The left continually mocks the notion that there’s an important connection between speech and money. They know, of course, that speaking to a mass audience usually requires some form of organization (or, horrors, incorporation) and that it always requires money, and in ignoring that fact, they’re dishonest. But there’s an even more important connection that they genuinely don’t get: nobody’s going to try a frontal, content-based assault on your speech rights. It’s much simpler to regulate expenditure. This way, if somebody pays you (and isn’t that all of us?), then you have no fundamental right to speech. How could it be otherwise? If you are arguing or marching or blogging, even on your own time, how is the government to know you aren’t acting on your company’s behalf, or on behalf of one of its partners? How can it allow you to influence an election when the money in your pocket once belonged to a corporation somewhere? I’m not speculating; Democrat Twitter is filled with people convinced that every conservative is secretly a minion of the Koch brothers.

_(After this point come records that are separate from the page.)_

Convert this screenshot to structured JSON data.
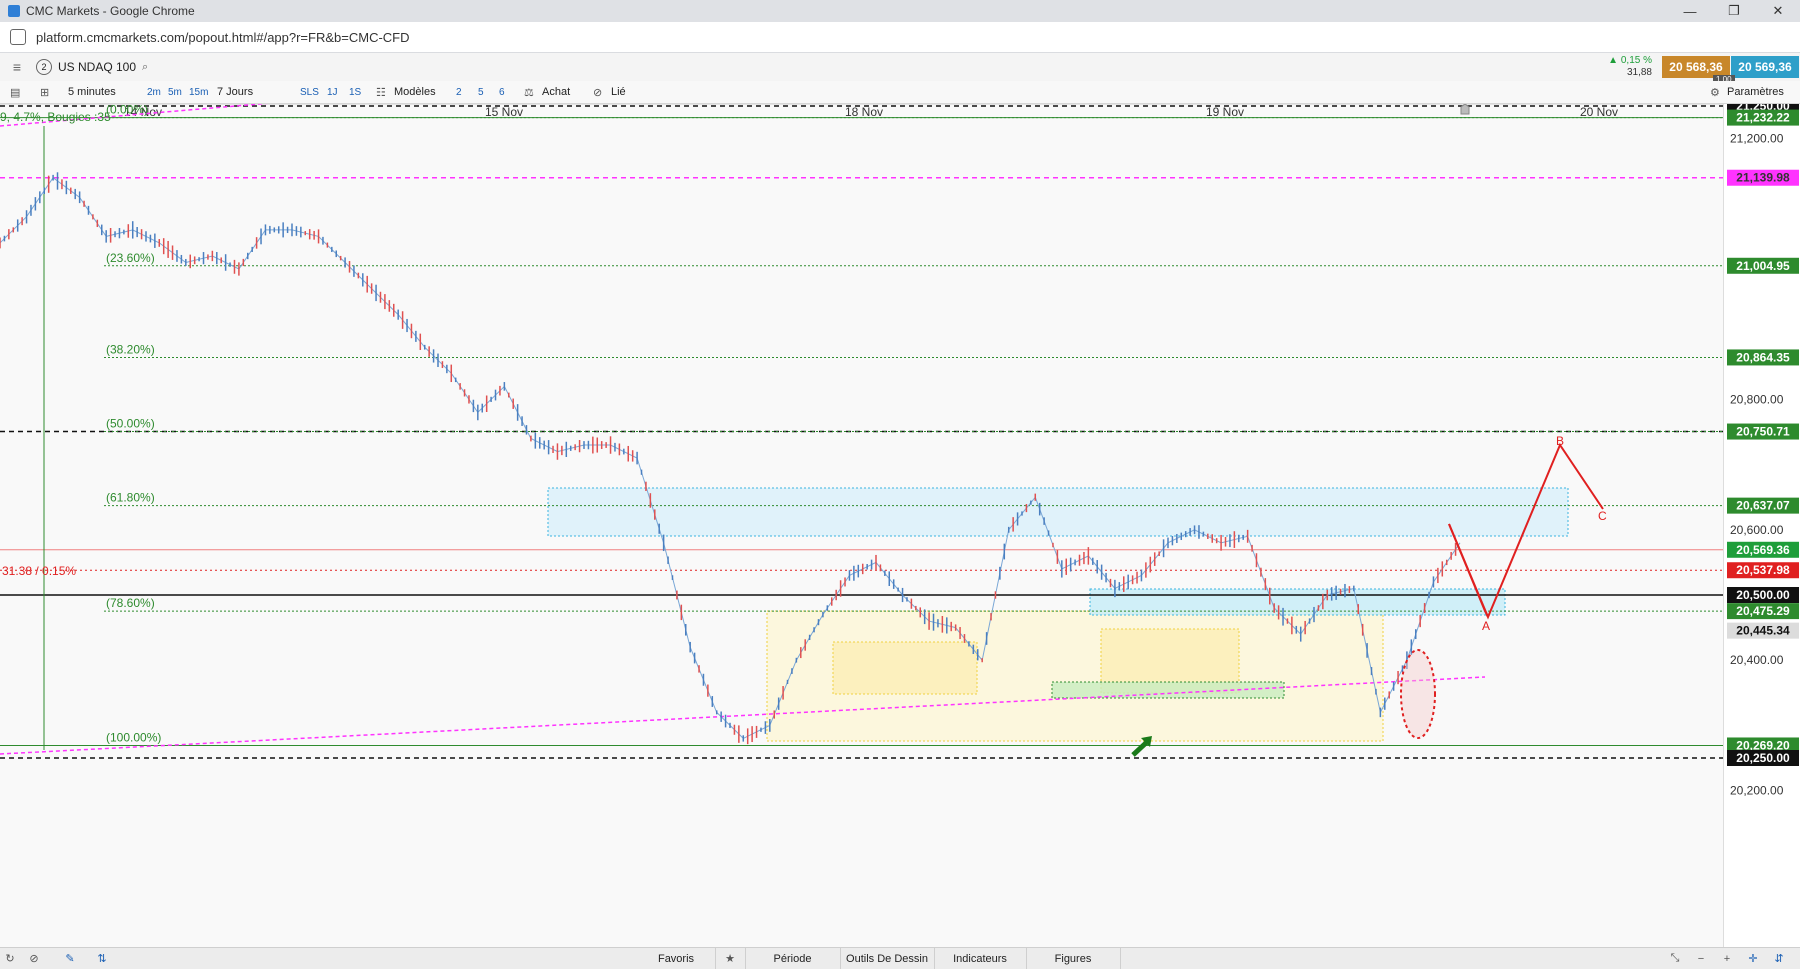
{
  "window": {
    "title": "CMC Markets - Google Chrome",
    "url": "platform.cmcmarkets.com/popout.html#/app?r=FR&b=CMC-CFD",
    "controls": [
      "—",
      "❐",
      "✕"
    ]
  },
  "instrument": {
    "badge": "2",
    "name": "US NDAQ 100",
    "change_pct": "0,15 %",
    "change_pts": "31,88",
    "sell_price": "20 568,36",
    "buy_price": "20 569,36",
    "spread": "1,00",
    "settings_label": "Paramètres"
  },
  "toolbar": {
    "interval": "5 minutes",
    "interval_buttons": [
      "2m",
      "5m",
      "15m"
    ],
    "range": "7 Jours",
    "range_buttons": [
      "SLS",
      "1J",
      "1S"
    ],
    "models_label": "Modèles",
    "num_buttons": [
      "2",
      "5",
      "6"
    ],
    "buy_label": "Achat",
    "linked_label": "Lié"
  },
  "date_labels": [
    "14 Nov",
    "15 Nov",
    "18 Nov",
    "19 Nov",
    "20 Nov"
  ],
  "chart_data": {
    "type": "line",
    "title": "",
    "xlabel": "",
    "ylabel": "",
    "ylim": [
      20140,
      21270
    ],
    "x_dates": [
      "14 Nov",
      "15 Nov",
      "18 Nov",
      "19 Nov",
      "20 Nov"
    ],
    "series": [
      {
        "values": [
          21040,
          21080,
          21140,
          21110,
          21050,
          21060,
          21040,
          21010,
          21020,
          21000,
          21060,
          21060,
          21050,
          21010,
          20970,
          20930,
          20880,
          20840,
          20780,
          20820,
          20740,
          20720,
          20730,
          20730,
          20710,
          20580,
          20420,
          20320,
          20280,
          20300,
          20400,
          20470,
          20530,
          20550,
          20500,
          20460,
          20450,
          20400,
          20600,
          20650,
          20540,
          20560,
          20510,
          20530,
          20580,
          20600,
          20580,
          20590,
          20480,
          20440,
          20500,
          20510,
          20320,
          20400,
          20520,
          20580
        ]
      }
    ],
    "price_ticks": [
      "21,200.00",
      "20,800.00",
      "20,600.00",
      "20,400.00",
      "20,200.00"
    ],
    "price_tick_values": [
      21200,
      20800,
      20600,
      20400,
      20200
    ],
    "price_labels": [
      {
        "text": "21,250.00",
        "value": 21250,
        "bg": "#111111",
        "fg": "#ffffff"
      },
      {
        "text": "21,232.22",
        "value": 21232.22,
        "bg": "#2e8b2e",
        "fg": "#ffffff"
      },
      {
        "text": "21,139.98",
        "value": 21139.98,
        "bg": "#ff33ff",
        "fg": "#333333"
      },
      {
        "text": "21,004.95",
        "value": 21004.95,
        "bg": "#2e8b2e",
        "fg": "#ffffff"
      },
      {
        "text": "20,864.35",
        "value": 20864.35,
        "bg": "#2e8b2e",
        "fg": "#ffffff"
      },
      {
        "text": "20,750.71",
        "value": 20750.71,
        "bg": "#2e8b2e",
        "fg": "#ffffff"
      },
      {
        "text": "20,637.07",
        "value": 20637.07,
        "bg": "#2e8b2e",
        "fg": "#ffffff"
      },
      {
        "text": "20,569.36",
        "value": 20569.36,
        "bg": "#1e9e3a",
        "fg": "#ffffff"
      },
      {
        "text": "20,537.98",
        "value": 20537.98,
        "bg": "#e02020",
        "fg": "#ffffff"
      },
      {
        "text": "20,500.00",
        "value": 20500,
        "bg": "#111111",
        "fg": "#ffffff"
      },
      {
        "text": "20,475.29",
        "value": 20475.29,
        "bg": "#2e8b2e",
        "fg": "#ffffff"
      },
      {
        "text": "20,445.34",
        "value": 20445.34,
        "bg": "#dcdcdc",
        "fg": "#111111"
      },
      {
        "text": "20,269.20",
        "value": 20269.2,
        "bg": "#2e8b2e",
        "fg": "#ffffff"
      },
      {
        "text": "20,250.00",
        "value": 20250,
        "bg": "#111111",
        "fg": "#ffffff"
      }
    ],
    "fib_levels": [
      {
        "label": "(0.00%)",
        "value": 21232.22
      },
      {
        "label": "(23.60%)",
        "value": 21004.95
      },
      {
        "label": "(38.20%)",
        "value": 20864.35
      },
      {
        "label": "(50.00%)",
        "value": 20750.71
      },
      {
        "label": "(61.80%)",
        "value": 20637.07
      },
      {
        "label": "(78.60%)",
        "value": 20475.29
      },
      {
        "label": "(100.00%)",
        "value": 20269.2
      }
    ],
    "annotations": {
      "measure_text": "9, 4.7%, Bougies :35",
      "change_text": "31.38 / 0.15%",
      "wave_labels": [
        "A",
        "B",
        "C"
      ]
    }
  },
  "bottom": {
    "tabs": [
      "Favoris",
      "Période",
      "Outils De Dessin",
      "Indicateurs",
      "Figures"
    ]
  },
  "colors": {
    "fib_green": "#2e8b2e",
    "magenta": "#ff33ff",
    "red": "#e02020",
    "zone_blue": "#d6f0fb",
    "zone_yellow": "#fdf5c9"
  }
}
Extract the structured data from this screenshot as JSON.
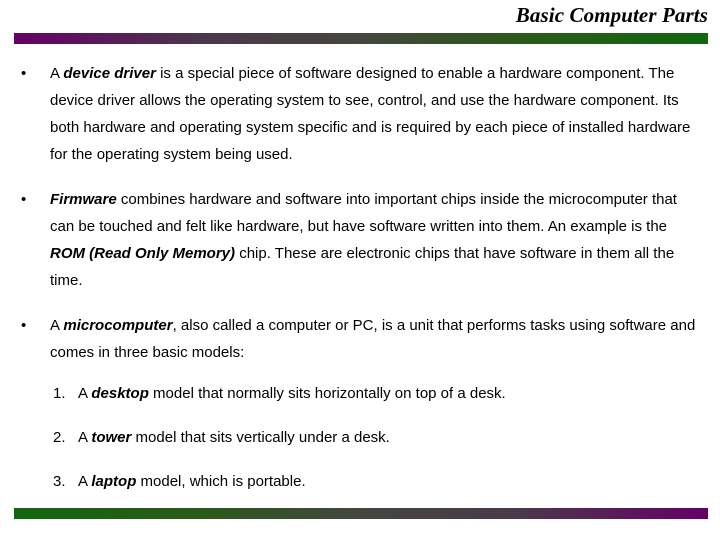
{
  "slide": {
    "title": "Basic Computer Parts",
    "colors": {
      "accent_purple": "#660066",
      "accent_green": "#116611",
      "text": "#000000",
      "background": "#ffffff"
    },
    "bullet_marker": "•",
    "bullets": [
      {
        "marker": "•",
        "segments": [
          {
            "text": "A ",
            "style": "normal"
          },
          {
            "text": "device driver",
            "style": "bold-italic"
          },
          {
            "text": " is a special  piece of software designed to enable a hardware component. The device driver allows the operating system to see, control, and use the hardware component. Its both hardware and operating system specific and is required by each piece of installed hardware for the operating system being used.",
            "style": "normal"
          }
        ]
      },
      {
        "marker": "•",
        "segments": [
          {
            "text": "Firmware",
            "style": "bold-italic"
          },
          {
            "text": " combines hardware and software into important chips inside the microcomputer that can be touched and felt like hardware, but have software written into them. An example is the ",
            "style": "normal"
          },
          {
            "text": "ROM (Read Only Memory)",
            "style": "bold-italic"
          },
          {
            "text": " chip. These are electronic chips that have software in them all the time.",
            "style": "normal"
          }
        ]
      },
      {
        "marker": "•",
        "segments": [
          {
            "text": "A ",
            "style": "normal"
          },
          {
            "text": "microcomputer",
            "style": "bold-italic"
          },
          {
            "text": ", also called a computer or PC, is a unit that performs tasks using software and comes in three basic models:",
            "style": "normal"
          }
        ]
      }
    ],
    "numbered_list": [
      {
        "number": "1.",
        "segments": [
          {
            "text": "A ",
            "style": "normal"
          },
          {
            "text": "desktop",
            "style": "bold-italic"
          },
          {
            "text": " model that normally sits horizontally on top of a desk.",
            "style": "normal"
          }
        ]
      },
      {
        "number": "2.",
        "segments": [
          {
            "text": "A ",
            "style": "normal"
          },
          {
            "text": "tower",
            "style": "bold-italic"
          },
          {
            "text": " model that sits vertically under a desk.",
            "style": "normal"
          }
        ]
      },
      {
        "number": "3.",
        "segments": [
          {
            "text": "A ",
            "style": "normal"
          },
          {
            "text": "laptop",
            "style": "bold-italic"
          },
          {
            "text": " model, which is portable.",
            "style": "normal"
          }
        ]
      }
    ]
  }
}
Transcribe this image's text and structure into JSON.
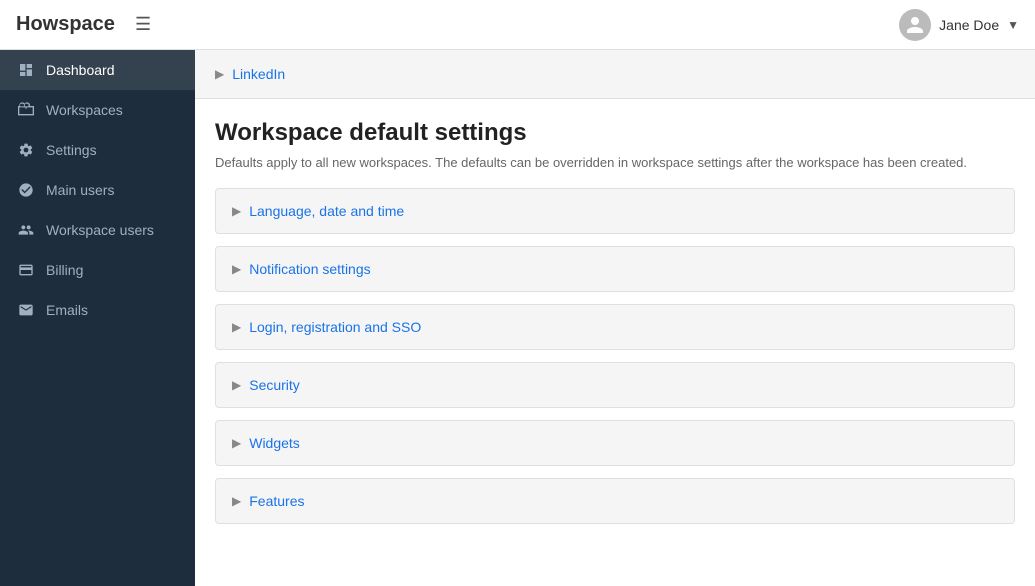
{
  "header": {
    "logo": "Howspace",
    "hamburger_label": "☰",
    "user_name": "Jane Doe",
    "dropdown_arrow": "▼"
  },
  "sidebar": {
    "items": [
      {
        "id": "dashboard",
        "label": "Dashboard",
        "active": true
      },
      {
        "id": "workspaces",
        "label": "Workspaces",
        "active": false
      },
      {
        "id": "settings",
        "label": "Settings",
        "active": false
      },
      {
        "id": "main-users",
        "label": "Main users",
        "active": false
      },
      {
        "id": "workspace-users",
        "label": "Workspace users",
        "active": false
      },
      {
        "id": "billing",
        "label": "Billing",
        "active": false
      },
      {
        "id": "emails",
        "label": "Emails",
        "active": false
      }
    ]
  },
  "main": {
    "linkedin_label": "LinkedIn",
    "section_title": "Workspace default settings",
    "section_description": "Defaults apply to all new workspaces. The defaults can be overridden in workspace settings after the workspace has been created.",
    "accordion_items": [
      {
        "id": "language",
        "label": "Language, date and time"
      },
      {
        "id": "notification",
        "label": "Notification settings"
      },
      {
        "id": "login",
        "label": "Login, registration and SSO"
      },
      {
        "id": "security",
        "label": "Security"
      },
      {
        "id": "widgets",
        "label": "Widgets"
      },
      {
        "id": "features",
        "label": "Features"
      }
    ]
  }
}
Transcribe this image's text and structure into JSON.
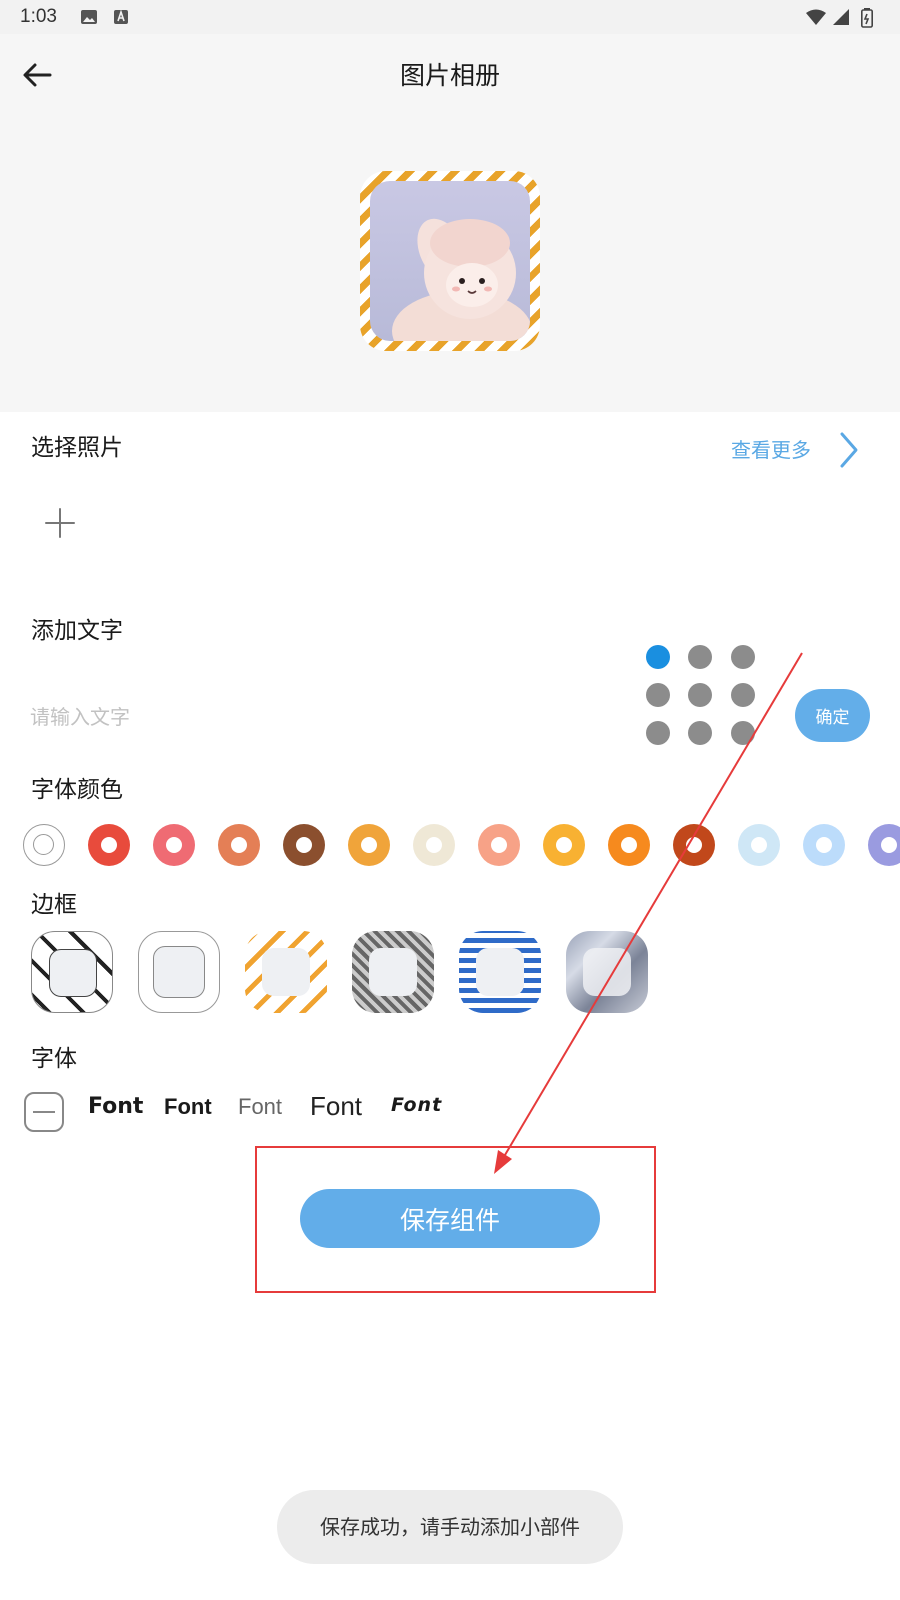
{
  "status_bar": {
    "time": "1:03",
    "left_icons": [
      "image-icon",
      "text-a-icon"
    ],
    "right_icons": [
      "wifi-icon",
      "signal-icon",
      "battery-icon"
    ]
  },
  "header": {
    "title": "图片相册",
    "back_icon": "arrow-left-icon"
  },
  "select_photo": {
    "title": "选择照片",
    "more_label": "查看更多",
    "add_icon": "plus-icon"
  },
  "add_text": {
    "title": "添加文字",
    "placeholder": "请输入文字",
    "value": "",
    "position_selected": 0,
    "confirm_label": "确定"
  },
  "font_color": {
    "title": "字体颜色",
    "colors": [
      "#ffffff",
      "#e84b3c",
      "#ef6b73",
      "#e47f56",
      "#8b4f2e",
      "#f0a43a",
      "#efe8d6",
      "#f7a287",
      "#f8b132",
      "#f68a1e",
      "#c1481b",
      "#cfe7f6",
      "#bcdcfb",
      "#9a9be0"
    ]
  },
  "border": {
    "title": "边框",
    "options": [
      "black-diagonal-stripe-frame",
      "plain-gray-frame",
      "orange-diagonal-stripe-frame",
      "gray-plaid-frame",
      "blue-gingham-frame",
      "gray-blue-photo-frame"
    ]
  },
  "font": {
    "title": "字体",
    "none_icon": "minus-box-icon",
    "options": [
      "Font",
      "Font",
      "Font",
      "Font",
      "Font"
    ]
  },
  "save_button": "保存组件",
  "toast": "保存成功，请手动添加小部件",
  "colors": {
    "accent": "#62ade9",
    "link": "#5aa8e4",
    "annotation": "#e63b3b"
  }
}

This failed Constitutional amendment ought to be a moment of truth for the left. If they’ll stop chortling about corporations not being people long enough to consider what just happened, they’ll see something like the Soviet invasion of Hungary in 1956. When the party leadership moves to crush dissent and secure its own power at any cost, serious leftists disassociate themselves from the party. But few on the left will see it that way. They don’t give any thought to the rightful limits of government power, as perfectly exemplified by Elena Kagan’s famously bumbling response to the question of whether Congress could require Americans to eat their fruits and vegetables. And they’re simply oblivious to the dangers of unchecked government power. Here are just a few of the abuses this sort of law would permit, according to the American Civil Liberties Union:

  • “Congress would be allowed to restrict the publication of Secretary Hillary Clinton’s forthcoming memoir ‘Hard Choices’ were she to run for office;
  • “Congress could criminalize a blog on the Huffington Post by Gene Karpinski, president of the League of Conservation Voters, that accuses Sen. Marco Rubio (R-FL) of being a ‘climate change denier’;
  • “A state election agency, run by a corrupt patronage appointee, could use state law to limit speech by anti-corruption groups supporting reform;
  • “A local sheriff running for reelection and facing vociferous public criticism for draconian immigration policies and prisoner abuse could use state campaign finance laws to harass and prosecute his own detractors;
  • “A district attorney running for reelection could selectively prosecute political opponents using state campaign finance restrictions…”

“Such examples are not only plausible, they are endless,” the ACLU writes. And they’re not even hypothetical. From the John Doe investigations in Wisconsin, to the harassment of Sullivan in Texas, to Ohio’s just struck-down law letting the government ban “false” political advertisements, to the Internal Revenue Service’s harassment of tea party groups and revocation of tax exempt status for organizations that commit journalism, there are already plenty of functionaries trying to use the government to muzzle conservatives.

Just think what they’d do if that was legal.